In deze zaak, behandeld door het Gerechtshof Amsterdam, gaat het om de zorgregeling voor de minderjarigen [minderjarige 1] (12 jaar) en [minderjarige 2] (9 jaar). De vader, verzoeker in hoger beroep, was het niet eens met de beschikking van de rechtbank Amsterdam van 14 februari 2024, waarin een zorgregeling was vastgesteld. De rechtbank had bepaald dat de vader de kinderen elke zaterdag en zondag van 12.00 tot 19.00 uur bij zich had, met een dwangsom van € 50,- per dag bij niet-nakoming, tot een maximum van € 1.500,-. De vader verzocht om een wijziging van deze regeling, waarbij hij de kinderen elke week van zaterdagmiddag 14.00 uur tot zondagmiddag 17.00 uur bij zich zou hebben, zonder dwangsom, en met vakanties in overleg.

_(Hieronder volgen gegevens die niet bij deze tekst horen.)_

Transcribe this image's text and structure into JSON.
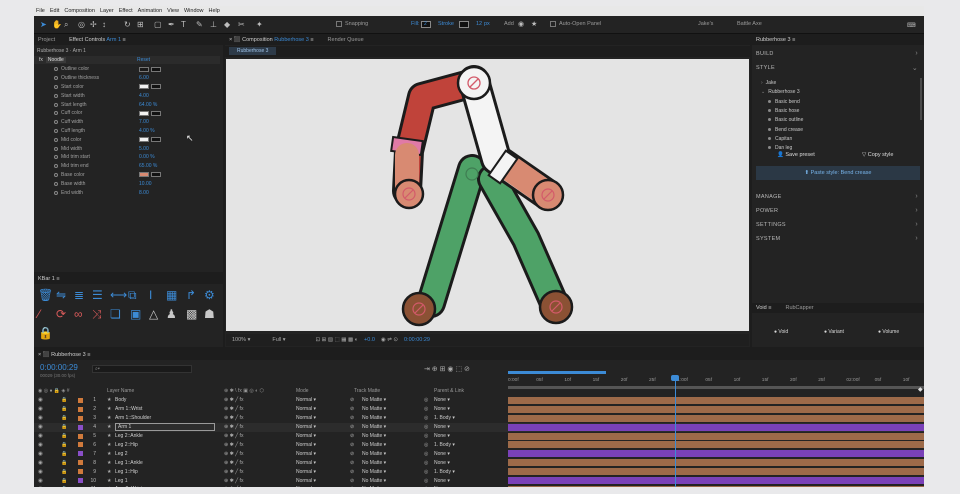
{
  "menu": [
    "File",
    "Edit",
    "Composition",
    "Layer",
    "Effect",
    "Animation",
    "View",
    "Window",
    "Help"
  ],
  "toolbar": {
    "snapping_label": "Snapping",
    "fill_label": "Fill:",
    "fill_value": "2",
    "stroke_label": "Stroke",
    "stroke_value": "12",
    "stroke_unit": "px",
    "add_label": "Add",
    "auto_open_label": "Auto-Open Panel",
    "workspace_1": "Jake's",
    "workspace_2": "Battle Axe"
  },
  "project_panel": {
    "project_tab": "Project",
    "ec_tab_prefix": "Effect Controls",
    "ec_tab_layer": "Arm 1",
    "breadcrumb": "Rubberhose 3 · Arm 1",
    "effect_name": "Noodle",
    "effect_reset": "Reset",
    "properties": [
      {
        "label": "Outline color",
        "value": "",
        "swatch": "#1a1a1a"
      },
      {
        "label": "Outline thickness",
        "value": "6.00",
        "swatch": ""
      },
      {
        "label": "Start color",
        "value": "",
        "swatch": "#f2f2f2"
      },
      {
        "label": "Start width",
        "value": "4.00",
        "swatch": ""
      },
      {
        "label": "Start length",
        "value": "64.00 %",
        "swatch": ""
      },
      {
        "label": "Cuff color",
        "value": "",
        "swatch": "#f2f2f2"
      },
      {
        "label": "Cuff width",
        "value": "7.00",
        "swatch": ""
      },
      {
        "label": "Cuff length",
        "value": "4.00 %",
        "swatch": ""
      },
      {
        "label": "Mid color",
        "value": "",
        "swatch": "#f2f2f2"
      },
      {
        "label": "Mid width",
        "value": "5.00",
        "swatch": ""
      },
      {
        "label": "Mid trim start",
        "value": "0.00 %",
        "swatch": ""
      },
      {
        "label": "Mid trim end",
        "value": "65.00 %",
        "swatch": ""
      },
      {
        "label": "Base color",
        "value": "",
        "swatch": "#d88a72"
      },
      {
        "label": "Base width",
        "value": "10.00",
        "swatch": ""
      },
      {
        "label": "End width",
        "value": "8.00",
        "swatch": ""
      }
    ]
  },
  "kbar": {
    "title": "KBar 1"
  },
  "composition": {
    "tab_prefix": "Composition",
    "tab_name": "Rubberhose 3",
    "render_queue_tab": "Render Queue",
    "sub_tab": "Rubberhose 3",
    "zoom": "100%",
    "resolution": "Full",
    "exposure": "+0.0",
    "timecode": "0:00:00:29"
  },
  "rubberhose_panel": {
    "title": "Rubberhose 3",
    "build": "BUILD",
    "style": "STYLE",
    "style_items": [
      "Jake",
      "Rubberhose 3",
      "Basic bend",
      "Basic hose",
      "Basic outline",
      "Bend crease",
      "Capitan",
      "Dan leg"
    ],
    "save_preset": "Save preset",
    "copy_style": "Copy style",
    "paste_style": "Paste style: Bend crease",
    "manage": "MANAGE",
    "power": "POWER",
    "settings": "SETTINGS",
    "system": "SYSTEM",
    "void_tab": "Void",
    "rubberhose_tab": "RubCapper",
    "bottom_buttons": [
      "Void",
      "Variant",
      "Volume"
    ]
  },
  "timeline": {
    "comp_tab": "Rubberhose 3",
    "current_time": "0:00:00:29",
    "fps_note": "00029 (30.00 fps)",
    "headers": {
      "layer_name": "Layer Name",
      "mode": "Mode",
      "track_matte": "Track Matte",
      "parent": "Parent & Link"
    },
    "ruler": [
      "0:00f",
      "05f",
      "10f",
      "15f",
      "20f",
      "25f",
      "1:00f",
      "05f",
      "10f",
      "15f",
      "20f",
      "25f",
      "02:00f",
      "05f",
      "10f"
    ],
    "layers": [
      {
        "num": "1",
        "name": "Body",
        "mode": "Normal",
        "matte": "No Matte",
        "parent": "None",
        "chip": "#d07a3c",
        "bar": "#9d6a49"
      },
      {
        "num": "2",
        "name": "Arm 1::Wrist",
        "mode": "Normal",
        "matte": "No Matte",
        "parent": "None",
        "chip": "#d07a3c",
        "bar": "#9d6a49"
      },
      {
        "num": "3",
        "name": "Arm 1::Shoulder",
        "mode": "Normal",
        "matte": "No Matte",
        "parent": "1. Body",
        "chip": "#d07a3c",
        "bar": "#9d6a49"
      },
      {
        "num": "4",
        "name": "Arm 1",
        "mode": "Normal",
        "matte": "No Matte",
        "parent": "None",
        "chip": "#8a4fc8",
        "bar": "#7a41b8"
      },
      {
        "num": "5",
        "name": "Leg 2::Ankle",
        "mode": "Normal",
        "matte": "No Matte",
        "parent": "None",
        "chip": "#d07a3c",
        "bar": "#9d6a49"
      },
      {
        "num": "6",
        "name": "Leg 2::Hip",
        "mode": "Normal",
        "matte": "No Matte",
        "parent": "1. Body",
        "chip": "#d07a3c",
        "bar": "#9d6a49"
      },
      {
        "num": "7",
        "name": "Leg 2",
        "mode": "Normal",
        "matte": "No Matte",
        "parent": "None",
        "chip": "#8a4fc8",
        "bar": "#7a41b8"
      },
      {
        "num": "8",
        "name": "Leg 1::Ankle",
        "mode": "Normal",
        "matte": "No Matte",
        "parent": "None",
        "chip": "#d07a3c",
        "bar": "#9d6a49"
      },
      {
        "num": "9",
        "name": "Leg 1::Hip",
        "mode": "Normal",
        "matte": "No Matte",
        "parent": "1. Body",
        "chip": "#d07a3c",
        "bar": "#9d6a49"
      },
      {
        "num": "10",
        "name": "Leg 1",
        "mode": "Normal",
        "matte": "No Matte",
        "parent": "None",
        "chip": "#8a4fc8",
        "bar": "#7a41b8"
      },
      {
        "num": "11",
        "name": "Arm 2::Wrist",
        "mode": "Normal",
        "matte": "No Matte",
        "parent": "None",
        "chip": "#d07a3c",
        "bar": "#9d6a49"
      }
    ]
  }
}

Tijdens de zitting in hoger beroep op 2 oktober 2024 bereikten de ouders overeenstemming over de zorgregeling. Het hof heeft de ouders in staat gesteld om hun wensen kenbaar te maken, en de kinderen hebben geen gebruik gemaakt van deze gelegenheid. De ouders kwamen overeen dat de kinderen iedere week van zaterdagmiddag 14.00 uur tot zondagmiddag 17.00 uur bij de vader verblijven, en dat de vakanties in overleg worden verdeeld. Tevens is er een tijdelijke regeling afgesproken voor de momenten dat de vader niet in staat is om de zorgregeling na te komen, waarbij de vader de kinderen op woensdag en vrijdag uit school haalt.
Het hof heeft de bestreden beschikking van de rechtbank vernietigd voor zover deze een dwangsom bevatte en heeft de zorgregeling gewijzigd in overeenstemming met de gemaakte afspraken. De beschikking is uitvoerbaar bij voorraad verklaard, en het hof heeft het overige verzoek van de vader afgewezen.